Selection from Arcana Cœlestia ~ Emanuel Swedenborg
'Theft' means an alienation caused by evil that happens in the place which such evil takes possession of; for it expels everything good and true and fills up that place with evils and falsities.'Theft' also means its laying claim to what belongs to others; for it takes to itself everything good and true in that place and makes such its own as well as attaching it to evils and falsities.
But to enable anyone to know what is meant by 'theft' in the spiritual sense, a statement must be made about what happens to evils and falsities when they enter in and take possession of a place, and also when they lay claim to everything good and true there.
From infancy to childhood, and sometimes on into early youth, a person is absorbing forms of goodness and truth received from parents and teachers, for during those years he learns about those forms of goodness and truth and believes them with simplicity - his state of innocence enabling this to happen. It inserts those forms of goodness and truth into his memory; yet it lodges them only on the edge of it since the innocence of infancy and childhood is not an internal innocence which has an influence on the rational, only an external one which has an influence solely on the exterior natural.
When however the person grows older, when he starts to think for himself and not, as previously, simply in the way his parents or teachers do, he brings back to mind and so to speak chews over what he has learned and believed before, and then he either endorses it, has doubts about it, or refuses to accept it. If he endorses it, this is an indication that he is governed by good, but if he refuses to accept it, that is an indication that he is governed by evil. If however he has doubts about what he has learned and believed before, it is an indication that he will move subsequently either into an affirmative attitude of mind or else into a negative one.

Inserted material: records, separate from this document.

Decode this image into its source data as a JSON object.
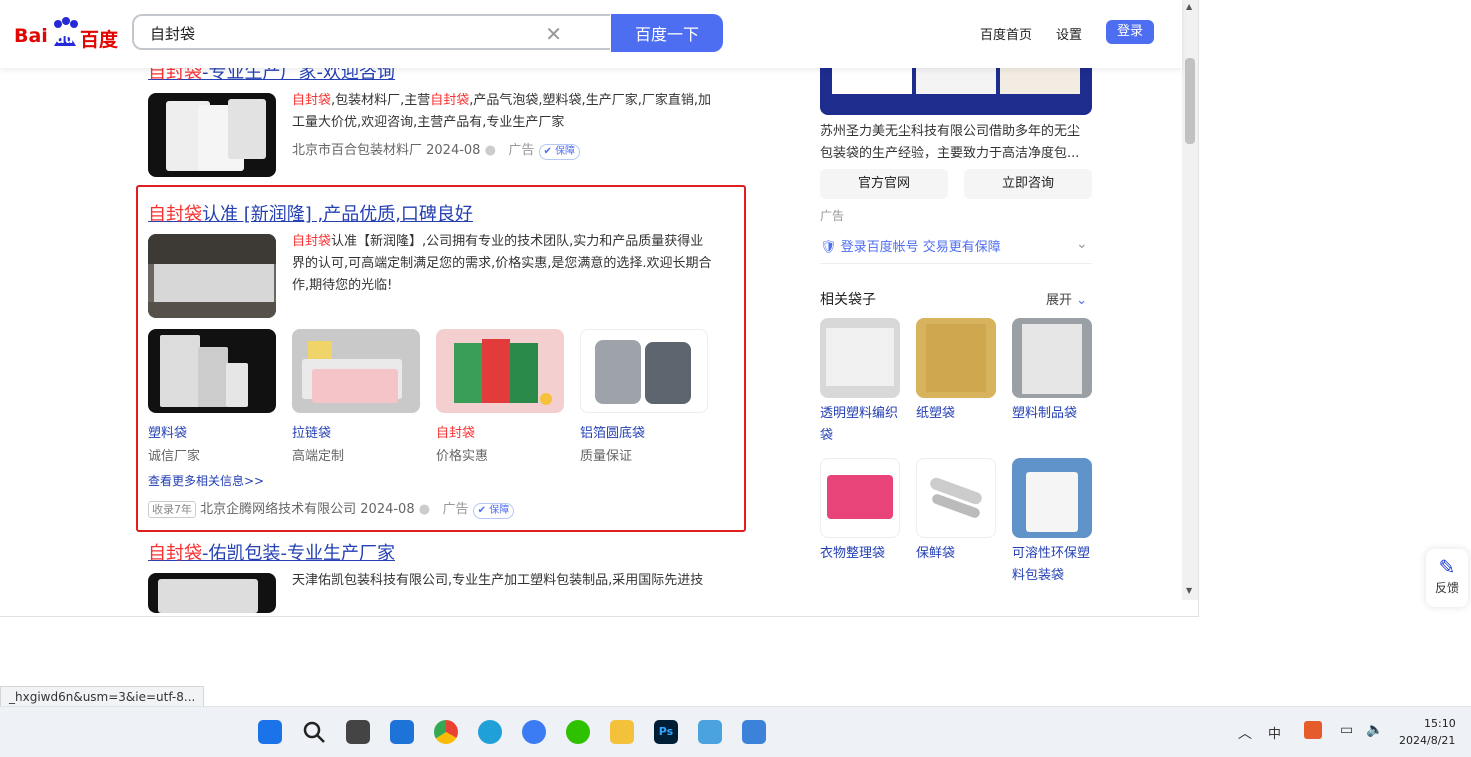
{
  "header": {
    "logo_left": "Bai",
    "logo_mid": "du",
    "logo_right": "百度",
    "search_value": "自封袋",
    "search_button": "百度一下",
    "home_link": "百度首页",
    "settings_link": "设置",
    "login_button": "登录"
  },
  "results": [
    {
      "title_hl": "自封袋",
      "title_rest": "-专业生产厂家-欢迎咨询",
      "desc_parts": [
        "自封袋",
        ",包装材料厂,主营",
        "自封袋",
        ",产品气泡袋,塑料袋,生产厂家,厂家直销,加工量大价优,欢迎咨询,主营产品有,专业生产厂家"
      ],
      "source": "北京市百合包装材料厂 2024-08",
      "ad": "广告",
      "bao": "保障"
    },
    {
      "title_hl": "自封袋",
      "title_rest": "认准 [新润隆] ,产品优质,口碑良好",
      "desc_hl": "自封袋",
      "desc_rest": "认准【新润隆】,公司拥有专业的技术团队,实力和产品质量获得业界的认可,可高端定制满足您的需求,价格实惠,是您满意的选择.欢迎长期合作,期待您的光临!",
      "subs": [
        {
          "label": "塑料袋",
          "sub": "诚信厂家"
        },
        {
          "label": "拉链袋",
          "sub": "高端定制"
        },
        {
          "label": "自封袋",
          "sub": "价格实惠"
        },
        {
          "label": "铝箔圆底袋",
          "sub": "质量保证"
        }
      ],
      "more": "查看更多相关信息>>",
      "record": "收录7年",
      "source": "北京企腾网络技术有限公司 2024-08",
      "ad": "广告",
      "bao": "保障"
    },
    {
      "title_hl": "自封袋",
      "title_rest": "-佑凯包装-专业生产厂家",
      "desc": "天津佑凯包装科技有限公司,专业生产加工塑料包装制品,采用国际先进技"
    }
  ],
  "right": {
    "company_desc": "苏州圣力美无尘科技有限公司借助多年的无尘包装袋的生产经验，主要致力于高洁净度包...",
    "btn_official": "官方官网",
    "btn_consult": "立即咨询",
    "ad": "广告",
    "login_tip": "登录百度帐号 交易更有保障",
    "related_title": "相关袋子",
    "expand": "展开",
    "related": [
      {
        "label": "透明塑料编织袋"
      },
      {
        "label": "纸塑袋"
      },
      {
        "label": "塑料制品袋"
      },
      {
        "label": "衣物整理袋"
      },
      {
        "label": "保鲜袋"
      },
      {
        "label": "可溶性环保塑料包装袋"
      }
    ]
  },
  "feedback": "反馈",
  "status_url": "_hxgiwd6n&usm=3&ie=utf-8...",
  "taskbar": {
    "time": "15:10",
    "date": "2024/8/21",
    "ime": "中"
  },
  "colors": {
    "accent": "#4e6ef2",
    "highlight": "#f73131",
    "link": "#2440b3",
    "redbox": "#e02020"
  }
}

The truths that a person learns and believes in his earliest years when he is a young child but which later on he either endorses, has doubts about, or refuses to accept, are in particular these:
- There is God, and He is one
- He created everything
- He rewards those who do what is good and punishes those who do things that are bad
- There is life after death, when the bad go to hell and the good go to heaven, and so there is a hell and a heaven
- The life after death lasts for ever
- People ought to pray every day and to do so in a humble way
- They ought to keep the Sabbath day holy
- Honour parents
- Not commit adultery
- Not kill
- Not steal
Such truths are learned and absorbed by a person from earliest childhood; but if, when he starts to think for himself and to lead his own life, he endorses them, adding to them further truths of a more interior kind, and leads a life in conformity with them, all is well with him.
But if he starts to disobey them, refusing at length to accept them, then even though outwardly he leads a life in conformity with them, because the law and society expect him to do so, he is governed by evil.
This evil is what is meant by 'theft', to the extent that thief-like it usurps the position held previously by good. With many people it is thief-like to the extent that it takes away the forms of goodness and truth previously there and uses them to lend support to evils and falsities. So far as is possible with these people the Lord removes the forms of goodness and truth absorbed in early childhood from where these are to a more internal position, where - within the interior natural - He stores them away for future use. These forms of goodness and truth that are stored away within the interior natural are meant in the Word by 'the remnant'. But if evil steals the forms of goodness and truth there and uses them to lend support to evils and falsities, especially if it does so by the use of deceit, it destroys those remnants; for in this case it mingles evil with good, and falsity with truth, to such an extent that one cannot be separated from the other; and then a person is done for.
The fact that 'theft' means the kinds of things mentioned above may be seen from the mere use of that word to refer to what constitutes a person's spiritual life:-
For the only riches in that life are cognitions of good and truth, and the only possessions and inheritances are the different forms of happiness in life which are gained from forms of good and from truths deriving from these.